In the recently decided matter of De Melin v Road Accident Fund 2013 JDR 2656 (GSJ) the South Gauteng High Court was faced with deciding whether loss of earnings / earning capacity can be claimed in instances where a plaintiff is still employed, out of sympathy, and being paid his former salary even though he can no longer perform his work and has effectively been replaced.
The plaintiff, a butchery manager at a large manufacturer of biltong products owned by his wife and her two brothers, was injured in a collision with a motor vehicle. Prior to the collision the plaintiff was healthy, fit and of average mental functioning and he was inter alia tasked with production and spice control, ordering stock and managing staff at the butchery. At the time of the collision the plaintiff was earning R20 000.00 per month.
The plaintiff sustained a significant head injury during the collision and suffered on-going neurocognitive and psychological sequelae as a result. The neurological damage was regarded as permanent and it was agreed between the parties that the plaintiff is no longer employable in the open labour market. The family business, however, kept him on after the accident and paid him the same salary, out of sympathy, despite the fact that he had essentially been replaced by a butcher / production manager and a floor supervisor.
The parties agreed, prior to the matter proceeding to trial, that the Road Accident Fund (hereinafter referred to as “the Fund”) would be liable for 50% of the plaintiff’s proven damages.

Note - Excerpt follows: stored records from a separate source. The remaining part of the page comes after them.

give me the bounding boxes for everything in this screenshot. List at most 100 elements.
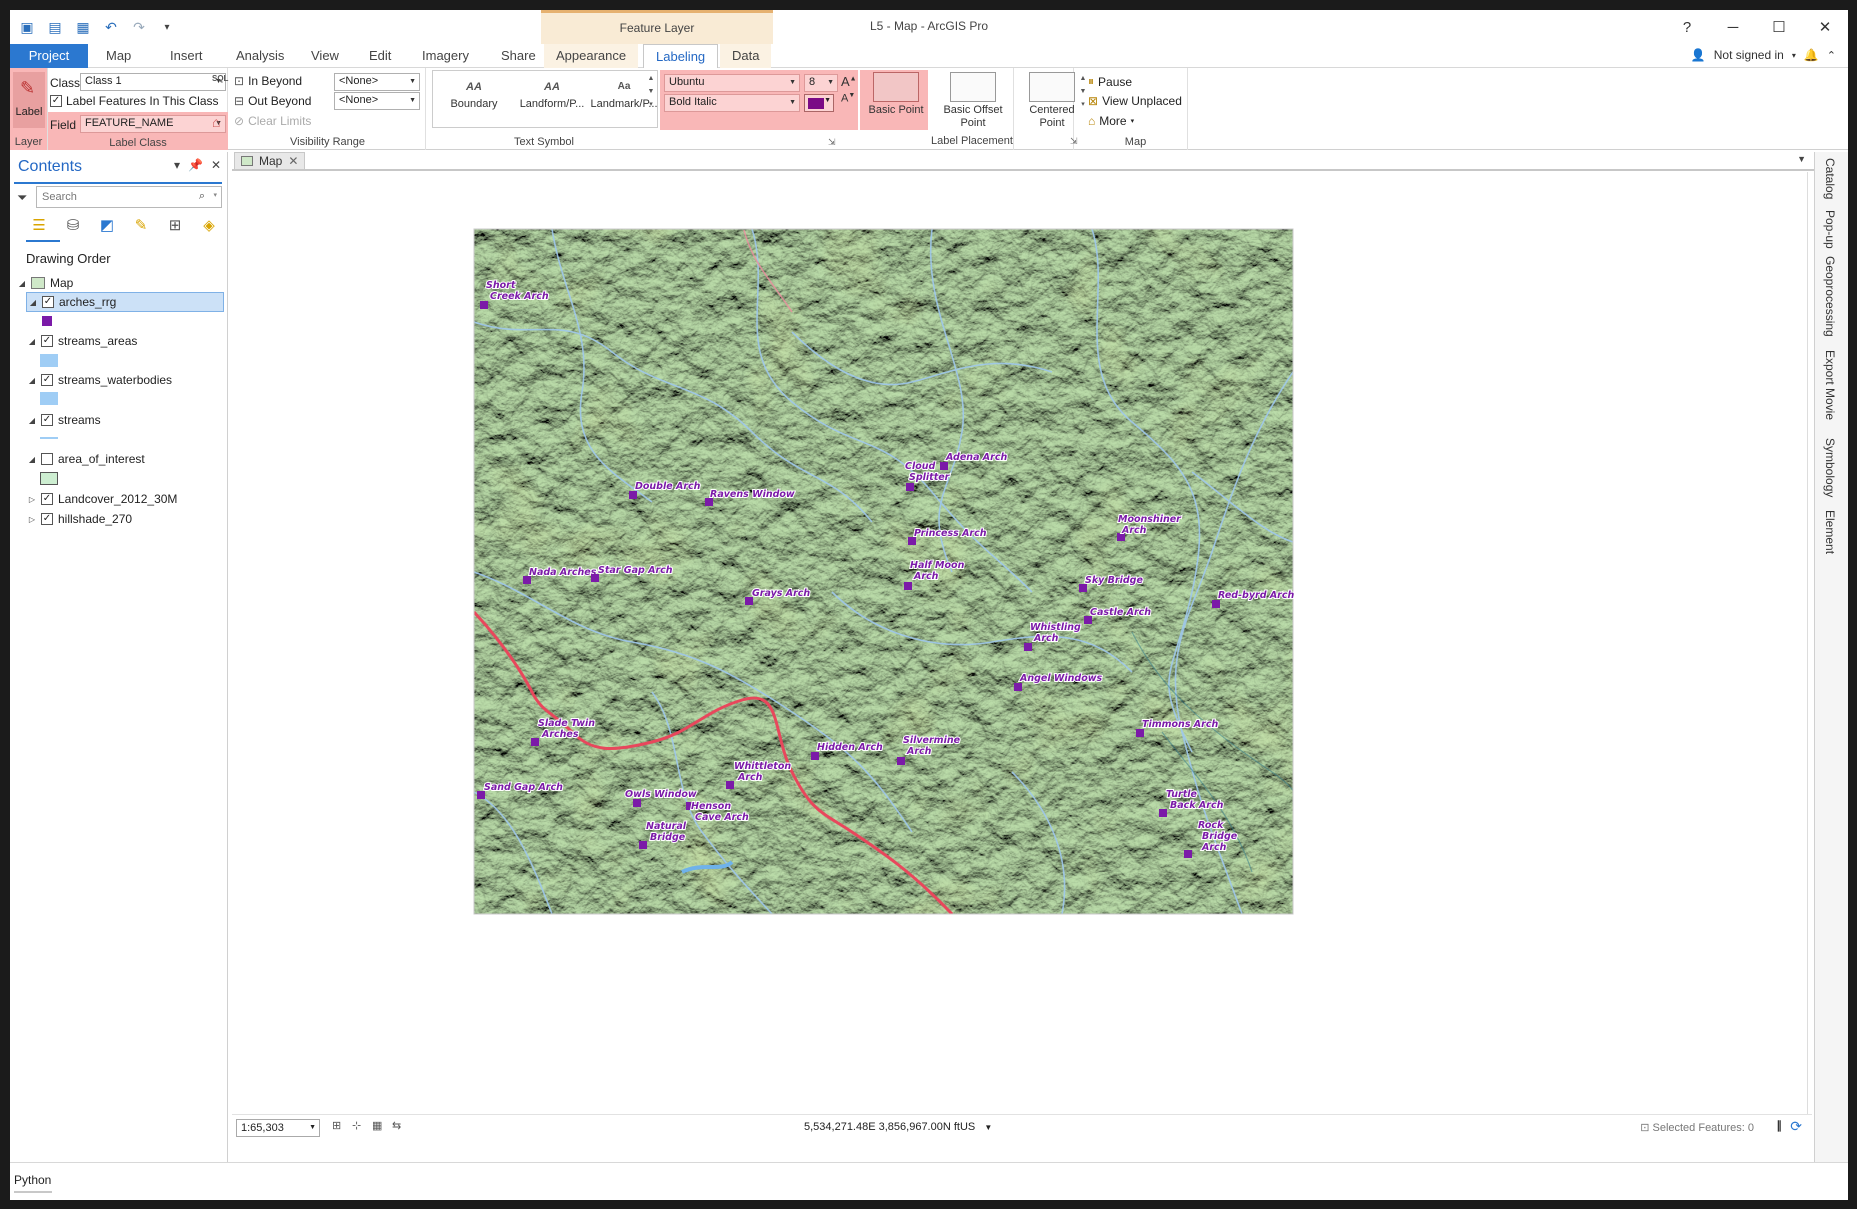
class-dropdown[interactable]: Class 1 ▼ (80, 73, 226, 91)
refresh-icon[interactable]: ⟳ (1790, 1118, 1802, 1135)
font-style-dropdown[interactable]: Bold Italic ▼ (664, 94, 800, 112)
label-features-checkbox[interactable]: ✓ (50, 95, 62, 107)
tab-view[interactable]: View (299, 44, 351, 68)
label-toggle-button[interactable]: ✎ Label (13, 72, 45, 128)
dock-tab-export-movie[interactable]: Export Movie (1823, 350, 1837, 420)
layer-visibility-checkbox[interactable]: ✓ (41, 493, 53, 505)
font-size-dropdown[interactable]: 8 ▼ (804, 74, 838, 92)
collapse-icon[interactable]: ◢ (26, 455, 38, 464)
arch-point-turtle-back-arch[interactable] (1159, 809, 1167, 817)
open-project-icon[interactable]: ▤ (44, 16, 66, 38)
layer-row-arches[interactable]: ◢ ✓ arches_rrg (26, 292, 224, 312)
python-window-tab[interactable]: Python (14, 1173, 51, 1187)
field-dropdown[interactable]: FEATURE_NAME ▼ (80, 115, 226, 133)
filter-icon[interactable]: ⏷ (17, 190, 27, 206)
scale-dropdown[interactable]: 1:65,303 ▼ (236, 1119, 320, 1137)
close-icon[interactable]: ✕ (288, 154, 298, 168)
layer-row-landcover[interactable]: ▷ ✓ Landcover_2012_30M (26, 489, 240, 509)
arch-point-adena-arch[interactable] (940, 462, 948, 470)
arches-symbol[interactable] (42, 316, 52, 326)
arch-point-whistling-arch[interactable] (1024, 643, 1032, 651)
layer-row-area-of-interest[interactable]: ◢ area_of_interest (26, 449, 240, 469)
map-view-tab[interactable]: Map ✕ (234, 152, 306, 170)
placement-basic-point[interactable]: Basic Point (860, 72, 932, 130)
search-icon[interactable]: ⌕ (199, 190, 205, 203)
layer-visibility-checkbox[interactable] (41, 453, 53, 465)
increase-font-size-icon[interactable]: A▲ (841, 74, 857, 89)
snapping-icon[interactable]: ⊞ (162, 212, 188, 238)
label-features-row[interactable]: ✓ Label Features In This Class (50, 94, 219, 108)
layer-visibility-checkbox[interactable]: ✓ (42, 296, 54, 308)
navigator-icon[interactable]: ⇆ (392, 1119, 401, 1132)
sql-icon[interactable]: SQL (212, 74, 228, 83)
label-placement-launcher-icon[interactable]: ⇲ (1070, 136, 1078, 147)
layer-row-streams[interactable]: ◢ ✓ streams (26, 410, 240, 430)
font-name-dropdown[interactable]: Ubuntu ▼ (664, 74, 800, 92)
tab-edit[interactable]: Edit (357, 44, 403, 68)
expression-icon[interactable]: ⌂ (212, 114, 220, 130)
expand-icon[interactable]: ▷ (26, 495, 38, 504)
placement-basic-offset-point[interactable]: Basic Offset Point (931, 72, 1015, 130)
customize-qat-icon[interactable]: ▾ (156, 16, 178, 38)
data-source-icon[interactable]: ⛁ (60, 212, 86, 238)
expand-icon[interactable]: ◢ (16, 279, 28, 288)
tab-project[interactable]: Project (10, 44, 88, 68)
arch-point-short-creek-arch[interactable] (480, 301, 488, 309)
area-of-interest-symbol[interactable] (40, 472, 58, 485)
drawing-order-icon[interactable]: ☰ (26, 212, 52, 238)
new-project-icon[interactable]: ▣ (16, 16, 38, 38)
tab-map[interactable]: Map (94, 44, 143, 68)
tab-share[interactable]: Share (489, 44, 548, 68)
layer-row-hillshade[interactable]: ▷ ✓ hillshade_270 (26, 509, 240, 529)
more-button[interactable]: ⌂ More ▾ (1088, 114, 1134, 128)
layer-visibility-checkbox[interactable]: ✓ (41, 374, 53, 386)
decrease-font-size-icon[interactable]: A▼ (841, 92, 855, 105)
arch-point-double-arch[interactable] (629, 491, 637, 499)
arch-point-hidden-arch[interactable] (811, 752, 819, 760)
arch-point-angel-windows[interactable] (1014, 683, 1022, 691)
collapse-icon[interactable]: ◢ (26, 337, 38, 346)
out-beyond-button[interactable]: ⊟ Out Beyond (234, 94, 311, 108)
dock-tab-catalog[interactable]: Catalog (1823, 158, 1837, 199)
in-beyond-button[interactable]: ⊡ In Beyond (234, 74, 302, 88)
collapse-ribbon-icon[interactable]: ⌃ (1827, 49, 1836, 62)
expand-icon[interactable]: ▷ (26, 515, 38, 524)
collapse-icon[interactable]: ◢ (27, 298, 39, 307)
pause-drawing-icon[interactable]: ∥ (1777, 1119, 1783, 1132)
contents-search-input[interactable]: Search ⌕ ▾ (36, 186, 222, 208)
arch-point-red-byrd-arch[interactable] (1212, 600, 1220, 608)
tab-imagery[interactable]: Imagery (410, 44, 481, 68)
chevron-down-icon[interactable]: ▾ (1792, 51, 1796, 60)
map-node[interactable]: ◢ Map (16, 273, 230, 293)
grid-icon[interactable]: ▦ (372, 1119, 382, 1132)
tab-labeling[interactable]: Labeling (643, 44, 719, 69)
layer-row-streams-areas[interactable]: ◢ ✓ streams_areas (26, 331, 240, 351)
pane-menu-icon[interactable]: ▾ (174, 158, 180, 172)
gallery-landform[interactable]: AA Landform/P... (512, 72, 592, 130)
pin-icon[interactable]: 📌 (188, 158, 203, 172)
arch-point-timmons-arch[interactable] (1136, 729, 1144, 737)
editing-icon[interactable]: ✎ (128, 212, 154, 238)
close-button[interactable]: ✕ (1802, 10, 1848, 44)
arch-point-rock-bridge-arch[interactable] (1184, 850, 1192, 858)
tab-insert[interactable]: Insert (158, 44, 215, 68)
pause-button[interactable]: ⏸ Pause (1088, 74, 1132, 89)
undo-icon[interactable]: ↶ (100, 16, 122, 38)
layer-visibility-checkbox[interactable]: ✓ (41, 414, 53, 426)
fixed-zoom-icon[interactable]: ⊞ (332, 1119, 341, 1132)
arch-point-natural-bridge[interactable] (639, 841, 647, 849)
sign-in-status[interactable]: Not signed in (1714, 48, 1784, 62)
save-project-icon[interactable]: ▦ (72, 16, 94, 38)
streams-waterbodies-symbol[interactable] (40, 392, 58, 405)
gallery-scroll[interactable]: ▲ ▼ ▾ (646, 72, 656, 126)
view-unplaced-button[interactable]: ⊠ View Unplaced (1088, 94, 1182, 108)
layer-visibility-checkbox[interactable]: ✓ (41, 513, 53, 525)
maximize-button[interactable]: ☐ (1756, 10, 1802, 44)
in-beyond-scale-dropdown[interactable]: <None> ▼ (334, 73, 420, 91)
streams-symbol[interactable] (40, 437, 58, 439)
tab-appearance[interactable]: Appearance (544, 44, 639, 68)
selected-features-count[interactable]: ⊡ Selected Features: 0 (1640, 1121, 1754, 1134)
map-canvas[interactable]: Short Creek Arch Double Arch Ravens Window C… (232, 172, 1808, 1114)
tab-data[interactable]: Data (720, 44, 772, 68)
out-beyond-scale-dropdown[interactable]: <None> ▼ (334, 92, 420, 110)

The Court accepted that, bearing in mind the fact that that the plaintiff lost his ability to smell and taste, as well as his memory and other cognitive functions, coupled with the fact that he had effectively been replaced by two new employees who were paid a total of R30 000.00 per month, the plaintiff’s employment was sympathetically tolerated within the family business rather than contributing meaningfully thereto.
The two issues in dispute between the parties were as follows:
1. Whether, having regard to the fact that the plaintiff is still receiving his salary, it can be said that he has suffered and will continue to suffer any loss of income or earning capacity.
2. If any calculation in respect of loss of earnings must take into account the contention of the Fund’s industrial psychologist that the plaintiff was being paid more than he was worth prior to the accident because he was employed in the family business.
In respect of the first point of dispute, the plaintiff’s counsel contended that the plaintiff has “sympathetic employment” and that this cannot affect his claim for future loss of earnings / loss of earnings capacity. The Court was referred to the matter of Santam Versekeringsmaatskappy BPK v Byleveldt 1973 (2) SA 146 (A) in which it was held that when an employee was paid purely on compassionate grounds at a time when he could contribute nothing to the business, such salary is not taken into account when dealing with the plaintiff’s claim for loss of earnings.
The Fund’s counsel relied on the Supreme Court of Appeal decision of Rudman v The Road Accident Fund 2003 (2) SA 234 (SCA). The Court, however, found that the facts of the Rudman matter are distinguishable from the facts of the present matter in that in the Rudman matter there was evidence that the company may have suffered a temporary loss but no evidence that this affected the plaintiff’s income. The plaintiff in the Rudman matter was a director, shareholder and trustee and received his income as of right. He was also still capable of performing his real function at the company and it was not shown that he had, personally, suffered any diminution of his patrimony.
The Court accordingly applied the principles set down in the Byleveldt matter bearing in mind the following:
1. The plaintiff in the present matter did not receive his income as of right;
2. His loss had a direct impact on his patrimony;
3. He has, in effect, been replaced and is being paid purely on the basis of sympathetic employment;
4. The plaintiff ran the risk of suffering a loss of earnings in future as it was established during the trial that there might well come a time when the well-being of the business would require the termination of his employment.
In assessing the second point of dispute the Court relied on the factual scenario that, in replacing the plaintiff, the employer had to appoint two employees at a total cost of R30 000.00 per month. The Court accordingly dismissed the contention that the plaintiff was being overpaid.
The Court thus concluded that the plaintiff was sympathetically employed and that the amount that he is earning is not to be taken into account in assessing his loss of earnings / loss of earning capacity. A contingency of 60% was applied in respect of general contingencies such as savings in travelling to and from work and the possibility of loss of income due to illness or unemployment which the plaintiff might have suffered even if the accident had not taken place. The plaintiff was accordingly awarded an amount of R1 284 185.00 in respect of loss of income / earning capacity.
This matter illustrates the factual approach that the Court will take when considering the quantum of a claim in respect of loss of earnings / earning capacity and may well be usefully applied in matters with similar facts in order to establish a claim in respect of loss of earnings.